I like nvidia, I think they're doing good work, but I don't think their current trajectory is some sort of well-moated flywheel the way some others think it is. Selling shovels during a gold rush can make you rich, it doesn't mean you'll still be selling shovels in 100 years.


> Selling shovels during a gold rush can make you rich, it doesn't mean you'll still be selling shovels in 100 years.

This is the best way to put it, it's exactly this.


They modest P/E ratio is a consequence of growing their earnings so much.


And also there is some recognition that its going to get really hard to grow them as much proportionately. AMD could increase its earnings a lot pretty quickly, but its hard for NVIDIA to grow like that for the same reasons it is hard for Apple to grow.

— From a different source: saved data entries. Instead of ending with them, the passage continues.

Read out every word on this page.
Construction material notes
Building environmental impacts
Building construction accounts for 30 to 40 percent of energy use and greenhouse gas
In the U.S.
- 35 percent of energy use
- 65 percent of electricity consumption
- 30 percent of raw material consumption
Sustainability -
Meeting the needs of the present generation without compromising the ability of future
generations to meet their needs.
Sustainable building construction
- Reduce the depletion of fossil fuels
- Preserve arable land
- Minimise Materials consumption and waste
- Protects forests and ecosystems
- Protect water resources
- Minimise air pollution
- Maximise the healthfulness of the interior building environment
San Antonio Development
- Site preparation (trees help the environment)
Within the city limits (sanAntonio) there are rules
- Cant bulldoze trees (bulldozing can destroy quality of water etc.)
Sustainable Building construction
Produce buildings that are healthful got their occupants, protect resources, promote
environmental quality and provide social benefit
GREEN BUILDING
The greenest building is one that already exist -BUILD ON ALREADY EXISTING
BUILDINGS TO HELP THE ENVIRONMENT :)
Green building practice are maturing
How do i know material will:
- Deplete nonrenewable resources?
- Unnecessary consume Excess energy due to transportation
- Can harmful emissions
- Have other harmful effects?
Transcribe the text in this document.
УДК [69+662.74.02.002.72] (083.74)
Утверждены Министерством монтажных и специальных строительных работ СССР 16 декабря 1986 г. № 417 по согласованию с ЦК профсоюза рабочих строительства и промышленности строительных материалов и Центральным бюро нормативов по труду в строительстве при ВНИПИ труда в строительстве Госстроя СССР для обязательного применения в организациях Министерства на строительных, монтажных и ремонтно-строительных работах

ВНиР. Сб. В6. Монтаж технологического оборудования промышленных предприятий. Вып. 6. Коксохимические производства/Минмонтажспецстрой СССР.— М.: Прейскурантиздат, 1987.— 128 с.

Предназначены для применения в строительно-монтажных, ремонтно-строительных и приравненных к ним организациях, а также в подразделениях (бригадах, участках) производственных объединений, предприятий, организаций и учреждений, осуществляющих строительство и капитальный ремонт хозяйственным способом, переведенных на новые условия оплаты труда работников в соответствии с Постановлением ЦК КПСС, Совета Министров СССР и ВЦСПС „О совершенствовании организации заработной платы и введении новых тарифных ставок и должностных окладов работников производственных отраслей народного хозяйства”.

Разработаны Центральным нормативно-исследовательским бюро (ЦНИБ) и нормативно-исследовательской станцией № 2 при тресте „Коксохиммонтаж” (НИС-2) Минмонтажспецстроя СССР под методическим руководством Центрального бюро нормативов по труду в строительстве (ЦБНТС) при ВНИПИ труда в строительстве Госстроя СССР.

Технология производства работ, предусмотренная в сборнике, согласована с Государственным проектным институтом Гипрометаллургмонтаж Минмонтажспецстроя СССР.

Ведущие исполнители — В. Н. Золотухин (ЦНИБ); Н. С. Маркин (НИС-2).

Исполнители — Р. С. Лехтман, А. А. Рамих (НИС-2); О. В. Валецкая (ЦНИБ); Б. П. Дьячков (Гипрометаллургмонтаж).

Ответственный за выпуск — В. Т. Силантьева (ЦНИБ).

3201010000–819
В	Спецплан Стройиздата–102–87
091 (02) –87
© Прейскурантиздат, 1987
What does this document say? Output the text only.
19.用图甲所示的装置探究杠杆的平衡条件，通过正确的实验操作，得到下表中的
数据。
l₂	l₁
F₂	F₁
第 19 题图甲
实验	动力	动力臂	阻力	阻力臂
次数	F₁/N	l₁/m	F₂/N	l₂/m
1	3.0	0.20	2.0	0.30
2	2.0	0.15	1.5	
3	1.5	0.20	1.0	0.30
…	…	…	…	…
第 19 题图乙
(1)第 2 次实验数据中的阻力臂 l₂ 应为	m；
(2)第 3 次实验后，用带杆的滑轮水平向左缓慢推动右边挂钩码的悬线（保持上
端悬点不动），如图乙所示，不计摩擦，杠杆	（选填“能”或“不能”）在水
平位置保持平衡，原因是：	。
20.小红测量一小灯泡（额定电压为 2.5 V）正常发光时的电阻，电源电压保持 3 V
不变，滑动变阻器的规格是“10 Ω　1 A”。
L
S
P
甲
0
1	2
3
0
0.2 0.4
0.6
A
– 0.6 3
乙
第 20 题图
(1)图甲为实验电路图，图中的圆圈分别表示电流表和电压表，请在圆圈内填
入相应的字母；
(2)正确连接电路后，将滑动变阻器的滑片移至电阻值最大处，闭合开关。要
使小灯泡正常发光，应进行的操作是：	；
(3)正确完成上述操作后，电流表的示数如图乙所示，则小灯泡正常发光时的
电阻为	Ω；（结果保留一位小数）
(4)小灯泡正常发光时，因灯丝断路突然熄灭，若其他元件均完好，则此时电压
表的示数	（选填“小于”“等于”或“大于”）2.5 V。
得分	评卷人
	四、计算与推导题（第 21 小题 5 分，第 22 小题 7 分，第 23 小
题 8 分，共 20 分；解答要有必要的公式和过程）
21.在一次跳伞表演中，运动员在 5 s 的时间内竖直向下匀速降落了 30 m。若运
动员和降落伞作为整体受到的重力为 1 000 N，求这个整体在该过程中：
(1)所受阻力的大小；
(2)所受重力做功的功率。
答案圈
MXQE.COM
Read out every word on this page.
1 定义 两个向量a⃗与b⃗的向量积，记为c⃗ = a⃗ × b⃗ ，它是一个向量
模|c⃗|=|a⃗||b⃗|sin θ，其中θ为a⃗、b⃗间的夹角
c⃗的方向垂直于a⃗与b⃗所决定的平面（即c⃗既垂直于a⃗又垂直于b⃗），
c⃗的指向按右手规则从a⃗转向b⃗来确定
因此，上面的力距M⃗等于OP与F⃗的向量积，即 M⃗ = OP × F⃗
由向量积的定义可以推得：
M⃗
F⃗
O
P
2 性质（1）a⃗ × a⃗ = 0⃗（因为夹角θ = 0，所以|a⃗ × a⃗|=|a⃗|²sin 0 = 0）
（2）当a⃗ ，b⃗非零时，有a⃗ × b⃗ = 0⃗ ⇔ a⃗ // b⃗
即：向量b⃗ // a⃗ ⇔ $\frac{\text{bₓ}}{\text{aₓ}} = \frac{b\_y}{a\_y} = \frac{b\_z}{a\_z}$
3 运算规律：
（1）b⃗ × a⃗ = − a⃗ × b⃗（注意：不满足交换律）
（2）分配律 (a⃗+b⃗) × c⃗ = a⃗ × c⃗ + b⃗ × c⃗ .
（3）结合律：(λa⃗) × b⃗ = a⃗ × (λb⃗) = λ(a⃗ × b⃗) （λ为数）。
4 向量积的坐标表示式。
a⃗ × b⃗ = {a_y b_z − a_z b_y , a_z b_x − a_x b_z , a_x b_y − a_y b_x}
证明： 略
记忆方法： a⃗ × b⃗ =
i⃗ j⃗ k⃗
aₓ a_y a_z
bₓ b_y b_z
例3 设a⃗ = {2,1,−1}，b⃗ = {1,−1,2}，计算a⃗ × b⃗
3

You are already getting so many of the $ available to spend in that area.


And yet, when other companies have grown their earnings like mad, their price has outgrown it, driving their P/E up further, because the market expects higher future earnings. nvidia is reaping the rewards of the things built up to now, but isn't necessarily expected to continue to hockey stick.

Their P/E is approximately the same as the rest of the S&P 500 technology sector's average.


>Tell me you haven't looked at Nvidia's financials (especially the margins) without telling me.

What happens to industries that have huge margins? They get compressed by competition. The biggest companies on the planet, literally, are figuring out how to not pay Nvidia those huge margins.


Yes, we can see how Big Tech and Apple's huge margins get compressed all the time, they never expand. They are going to zero soon it seems :(

You can't say that in general because it also depends on the moat.

Apple has 75% profitshare in the smartphone market not because they have the best smartphone but because they sell iOS. This is why Apple can charge much higher margins on iPhones then any other smartphone competitor. Competitors use Android and are basically exchangable so their HW is commodity more or less and margins are much lower.

The same will happen with Nvidia. Nvidia will offer complete data center solutions and many other SW/HW solutions for AI and accelerated computing and will charge high margins for that. HW sellers like AMD will sell only chips which will compete with commodity ASICs.